Should Genes be Patented?

Should Genes be Patented? This is a question of tremendous importance, and one that is the subject of an Australian Senate Inquiry. Chris Dent and I sent in a submission on behalf of IPRIA and CITE, which is available here. We believe there is insufficient empirical evidence (yet) upon which to make specific changes to patent law. Other people have quite different views, as expressed in their submissions. Next month, we are organizing a CITE & IRIA public event on this topic. It will include a discussion by four panelists: Gillian Mitchell of the PeterMac Cancer Centre, Gregory Mandel from Temple University, Dianne Nicol from the University of Tasmania, and Dan Peled from Haifa University in Israel. The event will be chaired and moderated by Joshua, and will include a 45-minute public debate. Post your thoughts here. Or better still, sign up for the event at http://www.ipria.org/events/seminar/Patenting%20Genes.html

Author: kwanghui

http://kwanghui.com

2 thoughts on “Should Genes be Patented?”

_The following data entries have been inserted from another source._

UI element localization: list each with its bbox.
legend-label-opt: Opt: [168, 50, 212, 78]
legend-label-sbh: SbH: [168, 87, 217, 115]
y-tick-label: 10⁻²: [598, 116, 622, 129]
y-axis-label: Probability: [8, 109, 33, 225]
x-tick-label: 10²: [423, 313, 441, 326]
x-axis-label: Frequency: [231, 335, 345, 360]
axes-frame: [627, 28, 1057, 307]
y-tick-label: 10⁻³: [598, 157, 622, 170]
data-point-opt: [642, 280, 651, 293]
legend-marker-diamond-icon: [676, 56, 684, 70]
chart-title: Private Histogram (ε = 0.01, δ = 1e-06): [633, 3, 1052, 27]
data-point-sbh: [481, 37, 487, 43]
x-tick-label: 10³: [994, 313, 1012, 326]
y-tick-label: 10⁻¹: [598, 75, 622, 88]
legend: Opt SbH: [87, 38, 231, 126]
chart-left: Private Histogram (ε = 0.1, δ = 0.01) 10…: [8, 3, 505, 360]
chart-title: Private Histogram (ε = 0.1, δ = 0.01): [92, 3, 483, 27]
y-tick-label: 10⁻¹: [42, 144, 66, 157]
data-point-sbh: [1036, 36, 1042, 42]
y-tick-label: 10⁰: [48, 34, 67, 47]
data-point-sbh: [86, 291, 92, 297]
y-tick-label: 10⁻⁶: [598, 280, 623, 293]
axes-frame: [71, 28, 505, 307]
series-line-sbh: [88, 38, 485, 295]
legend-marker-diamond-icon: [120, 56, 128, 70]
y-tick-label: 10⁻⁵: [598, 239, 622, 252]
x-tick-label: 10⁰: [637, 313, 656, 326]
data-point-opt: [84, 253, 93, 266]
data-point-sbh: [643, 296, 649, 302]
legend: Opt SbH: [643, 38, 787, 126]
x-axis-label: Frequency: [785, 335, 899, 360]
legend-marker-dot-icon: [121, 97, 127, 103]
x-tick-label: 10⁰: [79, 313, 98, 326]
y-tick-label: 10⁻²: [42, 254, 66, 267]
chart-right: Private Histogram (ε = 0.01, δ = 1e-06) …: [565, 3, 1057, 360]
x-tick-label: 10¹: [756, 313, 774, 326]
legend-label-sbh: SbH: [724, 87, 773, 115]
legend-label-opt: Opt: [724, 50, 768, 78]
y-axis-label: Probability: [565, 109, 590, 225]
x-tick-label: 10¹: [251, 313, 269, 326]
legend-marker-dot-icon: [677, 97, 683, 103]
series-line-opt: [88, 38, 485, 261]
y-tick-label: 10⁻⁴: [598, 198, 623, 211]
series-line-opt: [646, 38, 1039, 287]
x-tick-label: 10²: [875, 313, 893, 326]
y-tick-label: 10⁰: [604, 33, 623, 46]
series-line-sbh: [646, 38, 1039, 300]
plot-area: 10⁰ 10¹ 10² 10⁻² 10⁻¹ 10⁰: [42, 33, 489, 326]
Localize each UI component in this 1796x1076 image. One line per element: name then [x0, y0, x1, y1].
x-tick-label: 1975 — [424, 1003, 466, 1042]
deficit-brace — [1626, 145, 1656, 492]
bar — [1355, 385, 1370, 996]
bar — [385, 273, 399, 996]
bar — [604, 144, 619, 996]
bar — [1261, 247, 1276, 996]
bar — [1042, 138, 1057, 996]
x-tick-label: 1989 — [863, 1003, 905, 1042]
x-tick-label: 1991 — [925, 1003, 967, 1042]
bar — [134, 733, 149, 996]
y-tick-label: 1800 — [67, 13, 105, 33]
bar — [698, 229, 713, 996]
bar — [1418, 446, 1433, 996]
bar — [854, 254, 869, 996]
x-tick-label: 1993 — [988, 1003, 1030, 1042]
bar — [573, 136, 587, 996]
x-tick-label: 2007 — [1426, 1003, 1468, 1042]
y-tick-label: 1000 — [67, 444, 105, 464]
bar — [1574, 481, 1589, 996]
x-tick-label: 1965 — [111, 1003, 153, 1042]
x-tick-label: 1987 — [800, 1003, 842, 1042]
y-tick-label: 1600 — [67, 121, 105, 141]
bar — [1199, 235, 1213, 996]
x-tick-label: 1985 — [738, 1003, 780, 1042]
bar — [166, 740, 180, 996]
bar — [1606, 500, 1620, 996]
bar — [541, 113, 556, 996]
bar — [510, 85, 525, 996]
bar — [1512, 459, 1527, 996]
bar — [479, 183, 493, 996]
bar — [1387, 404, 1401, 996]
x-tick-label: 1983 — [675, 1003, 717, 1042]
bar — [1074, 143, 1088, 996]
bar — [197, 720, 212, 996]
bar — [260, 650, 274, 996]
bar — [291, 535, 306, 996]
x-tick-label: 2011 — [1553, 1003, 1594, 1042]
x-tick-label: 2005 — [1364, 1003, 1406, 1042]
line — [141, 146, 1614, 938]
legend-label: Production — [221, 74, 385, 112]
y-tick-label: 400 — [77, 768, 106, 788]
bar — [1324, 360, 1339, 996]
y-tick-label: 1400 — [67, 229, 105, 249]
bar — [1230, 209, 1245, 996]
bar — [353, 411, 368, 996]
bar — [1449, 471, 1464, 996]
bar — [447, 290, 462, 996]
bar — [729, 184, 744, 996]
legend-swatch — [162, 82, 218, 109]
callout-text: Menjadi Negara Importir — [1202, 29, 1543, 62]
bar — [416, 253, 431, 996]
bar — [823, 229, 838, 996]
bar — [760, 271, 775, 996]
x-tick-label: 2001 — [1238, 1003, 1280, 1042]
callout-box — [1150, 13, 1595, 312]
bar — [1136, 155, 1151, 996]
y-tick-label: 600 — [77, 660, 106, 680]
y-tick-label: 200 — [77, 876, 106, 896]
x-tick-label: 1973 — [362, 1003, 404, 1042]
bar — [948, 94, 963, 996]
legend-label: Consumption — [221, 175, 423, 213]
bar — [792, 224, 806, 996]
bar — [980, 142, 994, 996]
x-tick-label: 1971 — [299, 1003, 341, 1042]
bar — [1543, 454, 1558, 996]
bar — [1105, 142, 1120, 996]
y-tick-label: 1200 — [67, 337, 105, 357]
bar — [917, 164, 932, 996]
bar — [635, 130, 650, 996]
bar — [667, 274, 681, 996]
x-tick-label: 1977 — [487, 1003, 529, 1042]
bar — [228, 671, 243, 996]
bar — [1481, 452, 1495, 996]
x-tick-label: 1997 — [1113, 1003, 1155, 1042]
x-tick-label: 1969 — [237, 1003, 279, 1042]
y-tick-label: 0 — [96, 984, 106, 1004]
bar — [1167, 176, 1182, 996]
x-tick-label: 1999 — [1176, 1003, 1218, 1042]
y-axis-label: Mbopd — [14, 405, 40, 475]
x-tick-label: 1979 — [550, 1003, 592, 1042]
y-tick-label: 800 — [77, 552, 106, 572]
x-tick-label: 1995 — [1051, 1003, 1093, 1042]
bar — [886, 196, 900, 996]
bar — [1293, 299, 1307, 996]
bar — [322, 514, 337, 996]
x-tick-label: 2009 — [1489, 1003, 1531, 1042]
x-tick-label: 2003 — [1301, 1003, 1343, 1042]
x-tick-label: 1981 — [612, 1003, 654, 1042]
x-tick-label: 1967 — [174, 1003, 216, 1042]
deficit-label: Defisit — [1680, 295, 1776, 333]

  1. No, genes should not be patented.  Patents were introduced to protect the intellectual property embodied in an invention and nobody except Creationists considers genes to be inventions. It makes no more sense than permitting someone to patent uranium or dihydrogen monoxide.

    Sure, if someone comes up with a new processes for manufacturing dihydrogen monoxide, that could be patentable but the resulting product should not.

    Similarly if someone comes up with a new process ir substantial improvement to an existing process for identifying a specific gene, or a process with a useful result that exploits unique properties of a particular gene, that could be patentable.

    Cancer researchers can brief you over the uproar that occurred last year over a patent covering testing of breast cancer genes BRCA1 and BRCA2, when the Australian licensee instructed government laboratories to cease testing for the genes. While the patent is generally described as covering the genes themselves, that does not appear to be the case (I believe the original patent is USPTO 5,214,104, “Chromosome 13-linked Breast cancer susceptibility gene” although there may be subsequent related ones.) There is no specific claim of inventiveness or novelty about the gene itself.

    However it has had much the same practical effect as if it did, and the licensee considered that it had the power to ban tests by anyone else that identified relevant mutations, http://scienceblogs.com/geneticfuture/2008/12/genetic_technologies_gives_bac.php

    My view is that the first big thing wrong with patent law is that the test that a patent be novel and involve an inventive step has become trivialised and that almost anything is accepted by examiners if dressed up in sufficiently baroque legal language.

    At  http://www.linuxtoday.com/storage/2000052600404OPLF Richard Stallman forensically dissects US Patent 5,963,916,  which claims novelty and inventiveness for the process of storing music clips on a web server so that people can access them with their web browser. The internet was first opened on a large scale to commercial enterprises and consumers in 1994 so when this patent was filed the idea of accessing music from an internet web server was indeed novel to most people (including presumably USPTO patent examiners) but to people familiar with the state of the art such as Stallman, the idea was almost contemptibly trivial.

    The other main problem with the patent system is its pre-emptiveness. Once a patent is granted, it is expensive to challenge it and may involve lengthy court proceedings. As far as I can tell, patent examiners rely largely on previous patents to determine the state of the art. As increasing amounts of intellectual property are made available through open source channels or through revelation of commercial secrets, prior patent literature is a dangerously narrow source for determining novelty.

    I suspect that if examination were limited to prior patents, John Michael Keogh’s brilliant 2001 innovation patent application for a “Circular transport facilitation device” might have been eligible for a full patent, http://pericles.ipaustralia.gov.au/aub/pdf/nps/2002/0808/2001100012A4/2001100012.pdf

    His abstract describes his innovation as:

    “… a transport facilitation device including a circular rim, a bearing in which a hollow cylindrical member is rotatable about a rod situated within the hollow cylindrical member, and a series of connecting members connecting the circular rim with the hollow cylindrical member to maintain the circular rim and the hollow cylindrical member in substantially fixed relation, wherein the rod is positioned on an axis perpendicular to the plane of the circular rim, and substantially central of the circular rim.”

    Those familiar with patent lawyerese will easily figure out what the invention refers to, and I agree that it is hugely novel.  There does, however, appear to  prior art even if it is not reflected in Australian patent literature.